Sunday 19 September 2010

"hello / how are you?" mystery spam

I'm probably not alone in receiving a shedload of spam with the subject "hello" and the only content of "how are you?" A quick look at my spam filters shows hundreds of these with a small number getting through, presumably because filters are having a hard time blocking on this little data.

It's hard to be sure exactly what it is, but it reminds me the the mystery "podmena traffica test" spam from last year that appeared to be a widescale enumeration of mail systems that allowed spoofing, and those that blocked it. So, this could well be something similar.. an enumeration attempt to see which mailboxes DON'T reject a tiny, simple message like this, and then to use that data in the future to target those mailboxes.

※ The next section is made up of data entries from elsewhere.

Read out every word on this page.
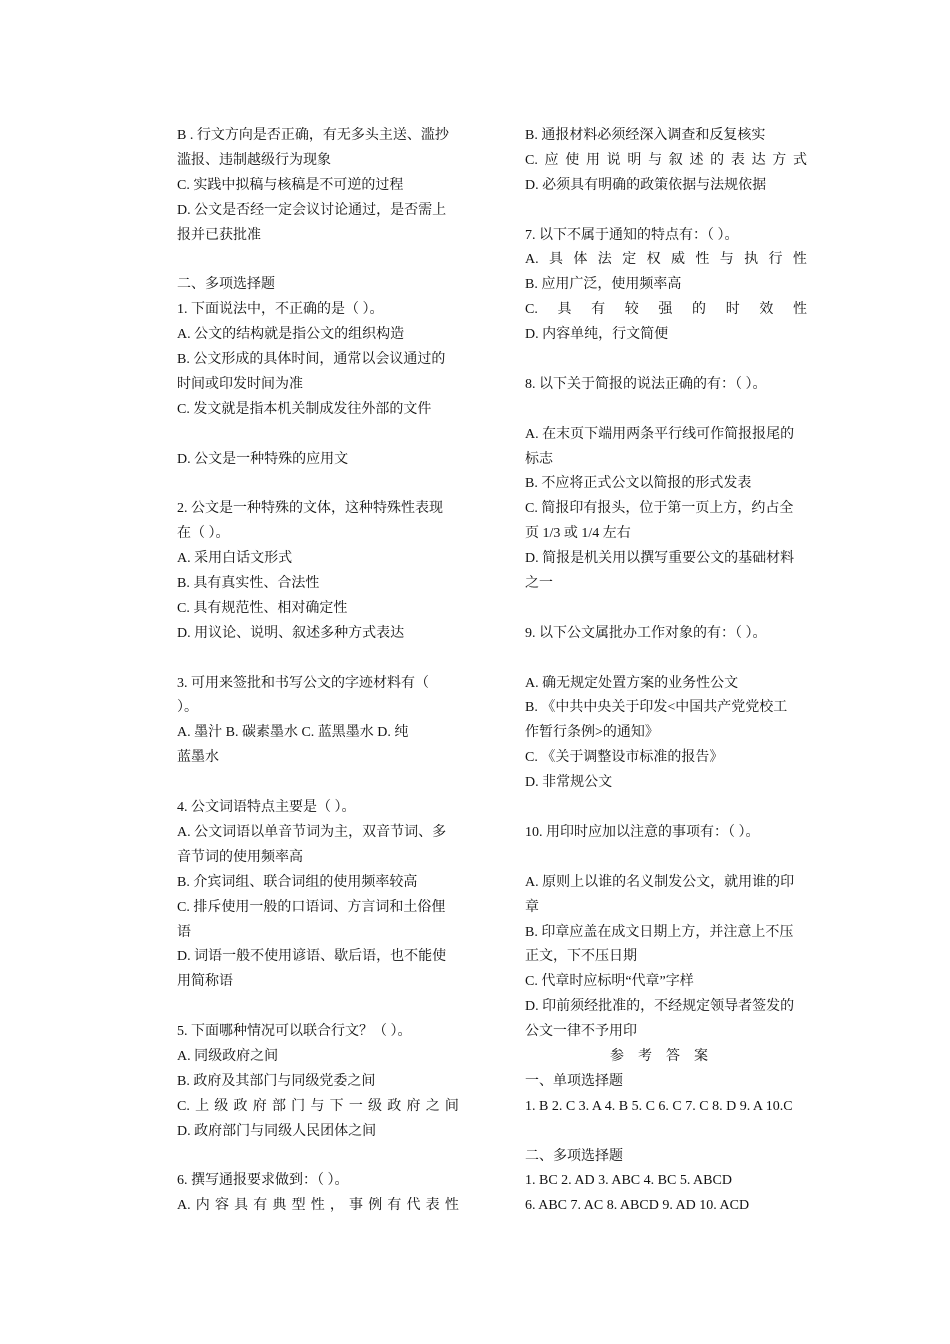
B . 行文方向是否正确，有无多头主送、滥抄
滥报、违制越级行为现象
C. 实践中拟稿与核稿是不可逆的过程
D. 公文是否经一定会议讨论通过，是否需上
报并已获批准
二、多项选择题
1. 下面说法中，不正确的是（ ）。
A. 公文的结构就是指公文的组织构造
B. 公文形成的具体时间，通常以会议通过的
时间或印发时间为准
C. 发文就是指本机关制成发往外部的文件
D. 公文是一种特殊的应用文
2. 公文是一种特殊的文体，这种特殊性表现
在（ ）。
A. 采用白话文形式
B. 具有真实性、合法性
C. 具有规范性、相对确定性
D. 用议论、说明、叙述多种方式表达
3. 可用来签批和书写公文的字迹材料有（
）。
A. 墨汁 B. 碳素墨水 C. 蓝黑墨水 D. 纯
蓝墨水
4. 公文词语特点主要是（ ）。
A. 公文词语以单音节词为主，双音节词、多
音节词的使用频率高
B. 介宾词组、联合词组的使用频率较高
C. 排斥使用一般的口语词、方言词和土俗俚
语
D. 词语一般不使用谚语、歇后语，也不能使
用简称语
5. 下面哪种情况可以联合行文？（ ）。
A. 同级政府之间
B. 政府及其部门与同级党委之间
C. 上 级 政 府 部 门 与 下 一 级 政 府 之 间
D. 政府部门与同级人民团体之间
6. 撰写通报要求做到：（ ）。
A. 内 容 具 有 典 型 性 ， 事 例 有 代 表 性
B. 通报材料必须经深入调查和反复核实
C. 应 使 用 说 明 与 叙 述 的 表 达 方 式
D. 必须具有明确的政策依据与法规依据
7. 以下不属于通知的特点有：（ ）。
A. 具 体 法 定 权 威 性 与 执 行 性
B. 应用广泛，使用频率高
C. 具 有 较 强 的 时 效 性
D. 内容单纯，行文简便
8. 以下关于简报的说法正确的有：（ ）。
A. 在末页下端用两条平行线可作简报报尾的
标志
B. 不应将正式公文以简报的形式发表
C. 简报印有报头，位于第一页上方，约占全
页 1/3 或 1/4 左右
D. 简报是机关用以撰写重要公文的基础材料
之一
9. 以下公文属批办工作对象的有：（ ）。
A. 确无规定处置方案的业务性公文
B. 《中共中央关于印发<中国共产党党校工
作暂行条例>的通知》
C. 《关于调整设市标准的报告》
D. 非常规公文
10. 用印时应加以注意的事项有：（ ）。
A. 原则上以谁的名义制发公文，就用谁的印
章
B. 印章应盖在成文日期上方，并注意上不压
正文，下不压日期
C. 代章时应标明“代章”字样
D. 印前须经批准的，不经规定领导者签发的
公文一律不予用印
参考答案
一、单项选择题
1. B 2. C 3. A 4. B 5. C 6. C 7. C 8. D 9. A 10.C
二、多项选择题
1. BC 2. AD 3. ABC 4. BC 5. ABCD
6. ABC 7. AC 8. ABCD 9. AD 10. ACD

"OK", you may be asking.. "why would you do that if you have the almost unlimited computing power of a botnet at your hands? Why would you need to be selective in your spamming when it does cost you anything?"

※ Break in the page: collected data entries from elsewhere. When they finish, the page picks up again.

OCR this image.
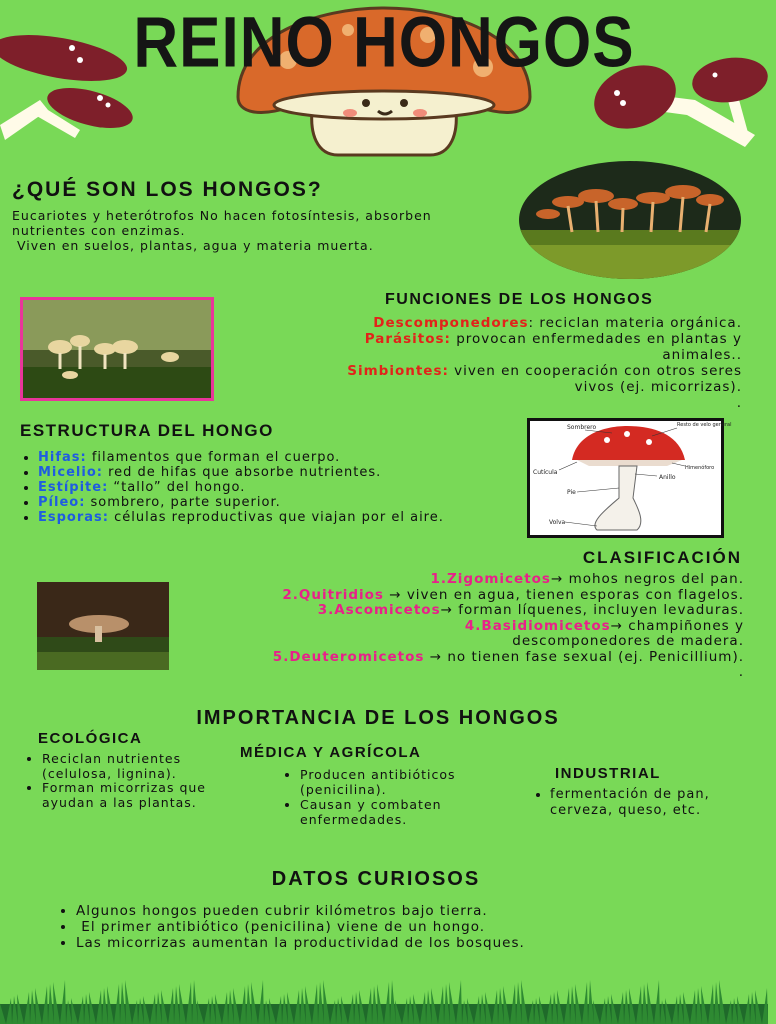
REINO HONGOS
¿QUÉ SON LOS HONGOS?
Eucariotes y heterótrofos No hacen fotosíntesis, absorben nutrientes con enzimas.
Viven en suelos, plantas, agua y materia muerta.
FUNCIONES DE LOS HONGOS
Descomponedores: reciclan materia orgánica.
Parásitos: provocan enfermedades en plantas y animales..
Simbiontes: viven en cooperación con otros seres vivos (ej. micorrizas).
.
ESTRUCTURA DEL HONGO
• Hifas: filamentos que forman el cuerpo.
• Micelio: red de hifas que absorbe nutrientes.
• Estípite: “tallo” del hongo.
• Píleo: sombrero, parte superior.
• Esporas: células reproductivas que viajan por el aire.
Sombrero	Resto de velo general
Cutícula
Himenóforo
Anillo
Pie
Volva
CLASIFICACIÓN
1.Zigomicetos→ mohos negros del pan.
2.Quitridios → viven en agua, tienen esporas con flagelos.
3.Ascomicetos→ forman líquenes, incluyen levaduras.
4.Basidiomicetos→ champiñones y descomponedores de madera.
5.Deuteromicetos → no tienen fase sexual (ej. Penicillium).
.
IMPORTANCIA DE LOS HONGOS
ECOLÓGICA
• Reciclan nutrientes (celulosa, lignina).
• Forman micorrizas que ayudan a las plantas.
MÉDICA Y AGRÍCOLA
• Producen antibióticos (penicilina).
• Causan y combaten enfermedades.
INDUSTRIAL
• fermentación de pan, cerveza, queso, etc.
DATOS CURIOSOS
• Algunos hongos pueden cubrir kilómetros bajo tierra.
•  El primer antibiótico (penicilina) viene de un hongo.
• Las micorrizas aumentan la productividad de los bosques.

One good reason to attack only valid mailboxes with spam and not go for a scattergun "directory harvesting" attack is that mail spam filters specifically look for directory harvesting attacks and then block them and use the data to identify the characteristics of the spam attack. By acting more stealthily, it might be possible to avoid detection for longer and get a higher deliverability rate for spam.

Well, that's a theory anyway.. the best that I can come up with. Any ideas?

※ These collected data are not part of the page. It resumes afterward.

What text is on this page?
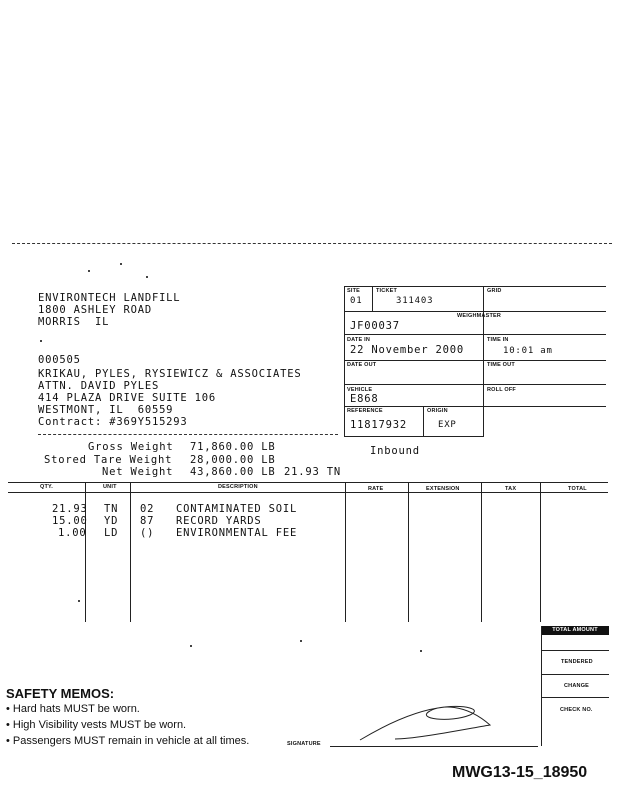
ENVIRONTECH LANDFILL
1800 ASHLEY ROAD
MORRIS  IL
000505
KRIKAU, PYLES, RYSIEWICZ & ASSOCIATES
ATTN. DAVID PYLES
414 PLAZA DRIVE SUITE 106
WESTMONT, IL  60559
Contract: #369Y515293
SITE
01
TICKET
311403
GRID
WEIGHMASTER
JF00037
DATE IN
22 November 2000
TIME IN
10:01 am
DATE OUT	TIME OUT
VEHICLE
E868
ROLL OFF
REFERENCE
11817932
ORIGIN
EXP
Inbound
Gross Weight 71,860.00 LB
Stored Tare Weight 28,000.00 LB
Net Weight 43,860.00 LB 21.93 TN
QTY.	UNIT	DESCRIPTION	RATE	EXTENSION	TAX	TOTAL
21.93 TN 02 CONTAMINATED SOIL
15.00 YD 87 RECORD YARDS
1.00 LD () ENVIRONMENTAL FEE
TOTAL AMOUNT
TENDERED
CHANGE
CHECK NO.
SAFETY MEMOS:
• Hard hats MUST be worn.
• High Visibility vests MUST be worn.
• Passengers MUST remain in vehicle at all times.	SIGNATURE
MWG13-15_18950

Added: here's another idea - the spammer could be looking for vulnerable mail servers to exploit later, this is  a data collection phase to be followed by something evil. Or it could just be a weird prank, of couse.

3 comments:

Anonymous said...

This past saturday morning, about once per hour from 3 am until 9 am, I got 6 spams from these IP addresses:

62.24.127.28
217.203.84.22
78.3.224.9
79.115.208.166
178.90.69.185
87.252.227.84

They were all similar in that:

- The subject was simply -> hello
- The body was simply -> how are you?
- The header contained a second Return-Path: line (unusual)
- The header contained a second Received: line (probably forged) that contained a port=nnnn and helo=(string) parameter

All of them seemed to involve a machine running Exim SMTP software according to the second Received: header line.

There seems to be some history of abuse using servers running Exim where the operators are having a hard time securing them or even properly logging their operations.

Anonymous said...

Unfortunately the return path is invalid, so the spammer would never receive the bounce/rejection notice. It can't be that...

Conrad Longmore said...

@aetherworld

Actually, you can.. Unix-based systems tend to reject during the SMTP session with something like a 550 or 554 error code, so this can be detected by the bot sending the spam.

If the target system is something like Microsoft Exchange then this accepts *all* mail regardless and then tries to send an "asynchronous bounce" to the (faked) sender address.

You can try it yourself with a list of SMTP commands and telnetting to port 25 of a mail server.